If you’re open to moving away from nginx, you may find that other software like Caddy and Traefik provide a strong alternative. They will terminate SSL for you instead of nginx and they will deal with the entire issuance and renewal problem for you, all you have to do is e.g. template out the Caddyfile and reload Caddy when the time comes.
Didn’t even think of googling for a gem for acme, heh. Thanks for that!
My main concern is how one would go about installing the ssl certs and changing settings on /etc/nginx/sites-enabled/ without manually ssh’ing into my server. Assuming such a thing is even possible in the first place.

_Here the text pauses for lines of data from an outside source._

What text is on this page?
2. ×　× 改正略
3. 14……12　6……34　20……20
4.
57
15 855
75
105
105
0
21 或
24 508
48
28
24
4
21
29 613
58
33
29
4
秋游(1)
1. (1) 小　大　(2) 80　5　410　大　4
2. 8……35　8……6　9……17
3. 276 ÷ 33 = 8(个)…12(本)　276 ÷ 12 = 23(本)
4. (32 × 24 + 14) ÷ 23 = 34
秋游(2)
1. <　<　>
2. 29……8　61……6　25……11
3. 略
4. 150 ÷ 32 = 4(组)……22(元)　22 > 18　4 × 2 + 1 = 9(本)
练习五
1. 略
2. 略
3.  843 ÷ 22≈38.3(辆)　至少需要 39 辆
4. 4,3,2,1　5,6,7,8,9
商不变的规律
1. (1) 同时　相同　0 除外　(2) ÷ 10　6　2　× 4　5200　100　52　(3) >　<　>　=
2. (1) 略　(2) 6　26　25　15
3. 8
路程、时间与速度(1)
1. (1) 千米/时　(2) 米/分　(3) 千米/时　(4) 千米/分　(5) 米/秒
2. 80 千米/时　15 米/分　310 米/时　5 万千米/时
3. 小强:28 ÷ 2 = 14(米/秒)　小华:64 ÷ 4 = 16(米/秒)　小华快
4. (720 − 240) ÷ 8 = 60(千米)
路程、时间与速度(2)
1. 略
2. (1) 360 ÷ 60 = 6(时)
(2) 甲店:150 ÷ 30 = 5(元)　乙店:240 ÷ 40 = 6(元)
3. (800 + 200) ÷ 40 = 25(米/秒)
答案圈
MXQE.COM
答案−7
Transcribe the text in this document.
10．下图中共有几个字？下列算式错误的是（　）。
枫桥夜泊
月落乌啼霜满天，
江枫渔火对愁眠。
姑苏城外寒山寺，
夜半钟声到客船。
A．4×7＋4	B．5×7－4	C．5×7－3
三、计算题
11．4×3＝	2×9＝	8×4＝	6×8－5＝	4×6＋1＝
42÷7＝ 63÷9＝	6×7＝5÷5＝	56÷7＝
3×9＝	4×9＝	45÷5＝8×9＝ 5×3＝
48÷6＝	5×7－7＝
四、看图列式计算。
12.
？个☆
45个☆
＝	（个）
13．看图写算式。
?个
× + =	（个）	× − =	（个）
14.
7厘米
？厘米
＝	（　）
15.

EDIT: Unfortunately, we can’t move away from nginx.
OpenResty might also be a good choice, but you would probably still have to do most of the work yourself, or use one of the third-party ACME modules (which I can't vouch for).
require 'erb'
# 1. Save cert + private key /var/lib/myapp/ssl_storage/<client_domain>/ or wherever
# 2. Generate an nginx configuration file for this server
@client_domain = 'example.org' # or whatever
tpl_text = File.read('nginx.erb')
nginx_config_to_save = ERB.new(tpl_text).result(binding)
# 3. Write the contents of nginx_config_to_save to /etc/nginx/sites-enabled/<client_domain>-ssl.conf
# 4. Invoke `sudo service nginx reload` or whatever
I don't know any Ruby so ymmv.
If this seems like too much, well, I don't see any way around it really apart from trying one of the other SSL terminating webservers, or maybe OpenResty as suggested (which is based on nginx).
I don't envision Certbot as being very beneficial in your case. Even if it issues the certificate for you, it has no way of understanding your requirement about your customer domains and SaaS in an automatic way. You have to do this server templating bit no matter what, if you're using nginx.
Depending on your dnsimple plan, you can get letsencrypt ssl via their API service (which claimed to support wildcard, however I haven’t tried yet)
Maybe you can start directly from Dnsimple instead of server-side?
If you are willing to extend your nginx with a few modules or switch to the nginx based OpenResty, there is a tool which does exactly what you need:
This OpenResty plugin automatically and transparently issues SSL certificates from Let's Encrypt (a free certificate authority) as requests are received. It works like:
A SSL request for a SNI hostname is received.
If the system already has a SSL certificate for that domain, it is immediately returned (with OCSP stapling).
If the system does not yet have an SSL certificate for this domain, it issues a new SSL certificate from Let's Encrypt. Domain validation is handled for you. After receiving the new certificate (usually within a few seconds), the new certificate is saved, cached, and returned to the client (without dropping the original request).
This uses the ssl_certificate_by_lua functionality in OpenResty 1.9.7.2+.